Importante registrar também que os eleitores conduzidos tinham, todos, alguma relação de parentesco com Florentina Minhos, pessoa que trabalhava na campanha eleitoral com o acusado, Lucas Batista. Cristiano é seu neto e foi transportado com seu amigo, Adão Bastarrache, para o local de votação. Florêncio Minhos Silveira, por sua vez, é filho de Florentina, e foi transportado com sua namorada, Rozanne.

Dessa forma, pelas provas produzidas em juízo, coerentes com os elementos de informação colhidos no decorrer do inquérito, as pessoas transportadas tinham relação de parentesco com Florentina e, ao que tudo indica, valeram-se dessa relação para conseguirem uma carona aos seus locais de votação, tendo em vista as dificuldades de deslocamento causadas pela chuva. Também é unânime a prova no sentido de que não houve pedido de votos ou aliciamento dos eleitores.

Outra circunstância objeto de investigação foi a apreensão de uma Relação dos 20 eleitores confirmados (fl. 27) que se encontrava no veículo do réu no momento do flagrante, na qual constam os nomes de vinte eleitores seguidos de seus números telefônicos.

A lista foi elaborada por Nelsi Steffen e relaciona, segundo seu testemunho, uma série de amigos e familiares que prometeram dar seus votos para os candidatos de Nelsi. Importante destacar, entretanto, que não consta, na aludida relação, o nome dos eleitores transportados e nem há evidências do transporte de qualquer das pessoas relacionadas no documento. Dentre os eleitores que constaram na lista, foram ouvidos em juízo Moises Flores e Santa Olívia dos Santos, os quais afirmaram expressamente não terem recebido carona de Lucas.

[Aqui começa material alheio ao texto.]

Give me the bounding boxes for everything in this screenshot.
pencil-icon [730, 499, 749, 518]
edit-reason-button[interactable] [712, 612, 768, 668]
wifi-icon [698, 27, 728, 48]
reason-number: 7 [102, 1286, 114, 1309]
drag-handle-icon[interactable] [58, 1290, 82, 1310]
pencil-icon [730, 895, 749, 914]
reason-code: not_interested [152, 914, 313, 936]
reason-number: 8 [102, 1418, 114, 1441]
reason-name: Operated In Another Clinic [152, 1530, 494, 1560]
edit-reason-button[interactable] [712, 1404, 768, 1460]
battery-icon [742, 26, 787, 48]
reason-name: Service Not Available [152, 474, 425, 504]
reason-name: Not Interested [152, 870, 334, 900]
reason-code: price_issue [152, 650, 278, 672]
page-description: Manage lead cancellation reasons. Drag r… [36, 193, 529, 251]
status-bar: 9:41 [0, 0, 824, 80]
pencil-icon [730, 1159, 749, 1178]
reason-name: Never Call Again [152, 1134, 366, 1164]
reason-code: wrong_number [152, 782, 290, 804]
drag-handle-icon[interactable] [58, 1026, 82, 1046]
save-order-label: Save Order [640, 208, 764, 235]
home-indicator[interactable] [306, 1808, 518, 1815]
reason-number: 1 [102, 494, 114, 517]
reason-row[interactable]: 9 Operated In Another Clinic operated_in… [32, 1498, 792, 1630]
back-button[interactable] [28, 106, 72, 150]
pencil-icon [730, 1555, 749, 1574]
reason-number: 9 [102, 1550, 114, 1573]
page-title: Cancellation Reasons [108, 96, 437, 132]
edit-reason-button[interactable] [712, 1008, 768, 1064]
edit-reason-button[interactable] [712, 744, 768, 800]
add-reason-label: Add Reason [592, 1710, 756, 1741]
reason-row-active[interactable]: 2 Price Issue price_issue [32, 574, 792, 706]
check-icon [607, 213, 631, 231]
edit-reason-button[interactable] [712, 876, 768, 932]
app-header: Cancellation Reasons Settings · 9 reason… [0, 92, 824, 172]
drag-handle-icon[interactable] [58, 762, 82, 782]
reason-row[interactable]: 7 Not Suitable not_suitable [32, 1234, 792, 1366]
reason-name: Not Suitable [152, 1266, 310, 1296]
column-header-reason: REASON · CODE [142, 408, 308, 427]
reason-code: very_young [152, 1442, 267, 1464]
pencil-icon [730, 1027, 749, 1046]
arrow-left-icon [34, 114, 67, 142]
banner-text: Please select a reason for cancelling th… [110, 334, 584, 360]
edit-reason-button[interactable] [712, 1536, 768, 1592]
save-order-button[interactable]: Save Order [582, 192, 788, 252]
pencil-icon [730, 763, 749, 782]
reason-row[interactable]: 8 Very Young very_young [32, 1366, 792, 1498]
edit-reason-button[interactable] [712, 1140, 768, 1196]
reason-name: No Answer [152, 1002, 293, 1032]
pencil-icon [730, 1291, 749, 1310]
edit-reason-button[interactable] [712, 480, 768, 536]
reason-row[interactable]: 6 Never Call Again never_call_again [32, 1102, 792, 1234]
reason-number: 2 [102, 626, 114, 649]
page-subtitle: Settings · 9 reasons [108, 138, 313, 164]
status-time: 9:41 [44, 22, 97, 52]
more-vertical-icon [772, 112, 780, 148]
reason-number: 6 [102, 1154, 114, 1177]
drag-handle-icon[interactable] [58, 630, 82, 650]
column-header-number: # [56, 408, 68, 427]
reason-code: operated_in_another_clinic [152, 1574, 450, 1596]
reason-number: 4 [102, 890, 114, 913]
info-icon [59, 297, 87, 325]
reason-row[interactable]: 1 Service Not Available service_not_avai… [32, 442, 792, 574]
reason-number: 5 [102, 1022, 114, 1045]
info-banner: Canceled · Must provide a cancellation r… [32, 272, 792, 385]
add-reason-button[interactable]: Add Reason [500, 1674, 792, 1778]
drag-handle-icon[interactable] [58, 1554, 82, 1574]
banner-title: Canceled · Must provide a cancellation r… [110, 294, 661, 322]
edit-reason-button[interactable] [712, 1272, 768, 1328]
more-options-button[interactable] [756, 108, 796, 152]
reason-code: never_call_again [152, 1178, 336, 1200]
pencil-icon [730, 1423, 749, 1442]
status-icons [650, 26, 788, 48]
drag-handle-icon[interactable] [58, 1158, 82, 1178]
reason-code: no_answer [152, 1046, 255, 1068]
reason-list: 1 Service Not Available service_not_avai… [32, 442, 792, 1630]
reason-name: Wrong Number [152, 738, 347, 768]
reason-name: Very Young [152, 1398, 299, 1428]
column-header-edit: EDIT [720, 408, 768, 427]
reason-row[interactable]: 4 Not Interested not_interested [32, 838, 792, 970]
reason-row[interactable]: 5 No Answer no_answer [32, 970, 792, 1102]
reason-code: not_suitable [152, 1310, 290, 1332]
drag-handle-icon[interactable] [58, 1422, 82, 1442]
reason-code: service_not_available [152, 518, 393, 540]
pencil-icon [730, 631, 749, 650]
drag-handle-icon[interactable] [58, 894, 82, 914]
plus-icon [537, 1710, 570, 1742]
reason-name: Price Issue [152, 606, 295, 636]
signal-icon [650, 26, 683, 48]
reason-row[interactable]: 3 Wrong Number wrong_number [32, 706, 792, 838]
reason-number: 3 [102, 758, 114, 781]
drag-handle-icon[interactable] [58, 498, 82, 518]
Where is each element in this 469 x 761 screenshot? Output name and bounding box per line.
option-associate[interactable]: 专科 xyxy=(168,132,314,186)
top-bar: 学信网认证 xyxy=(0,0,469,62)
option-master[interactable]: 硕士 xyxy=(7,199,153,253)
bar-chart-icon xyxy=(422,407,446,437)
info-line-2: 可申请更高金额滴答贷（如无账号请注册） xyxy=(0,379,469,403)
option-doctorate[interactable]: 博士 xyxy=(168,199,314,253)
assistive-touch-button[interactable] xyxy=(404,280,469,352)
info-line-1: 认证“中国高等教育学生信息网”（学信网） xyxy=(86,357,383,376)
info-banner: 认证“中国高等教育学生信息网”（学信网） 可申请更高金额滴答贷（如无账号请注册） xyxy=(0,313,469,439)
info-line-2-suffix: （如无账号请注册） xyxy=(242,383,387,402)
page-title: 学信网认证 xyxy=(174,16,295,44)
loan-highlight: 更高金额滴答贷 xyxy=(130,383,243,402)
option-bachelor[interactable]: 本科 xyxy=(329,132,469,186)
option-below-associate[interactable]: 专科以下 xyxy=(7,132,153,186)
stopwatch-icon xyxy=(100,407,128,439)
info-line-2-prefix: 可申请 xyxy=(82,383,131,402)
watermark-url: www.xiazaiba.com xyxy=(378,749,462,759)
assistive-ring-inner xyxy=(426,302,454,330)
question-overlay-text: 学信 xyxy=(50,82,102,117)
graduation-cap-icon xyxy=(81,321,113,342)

Dessa forma, os autos não comprovam o transporte de eleitores com a finalidade específica de seu aliciamento, conforme exigem a doutrina e a jurisprudência para a caracterização do delito em questão, motivo pelo qual deve ser dado provimento ao recurso, a fim de absolver o acusado.

DIANTE DO EXPOSTO, voto pelo provimento do recurso, para o efeito de julgar improcedente a denúncia, e absolver Lucas Nogueira Batista, com fundamento no art. 386, II, do Código de Processo Penal.

 

(Após votar o relator, provendo o recurso, no que foi acompanhado pelo Dr. Leonardo Tricot Saldanha, pediu vista a Dra. Gisele Anne de Azambuja. O Dr. Eduardo Bainy e o Des. Paulo Afonso Brum Vaz aguardam o pedido de vista.)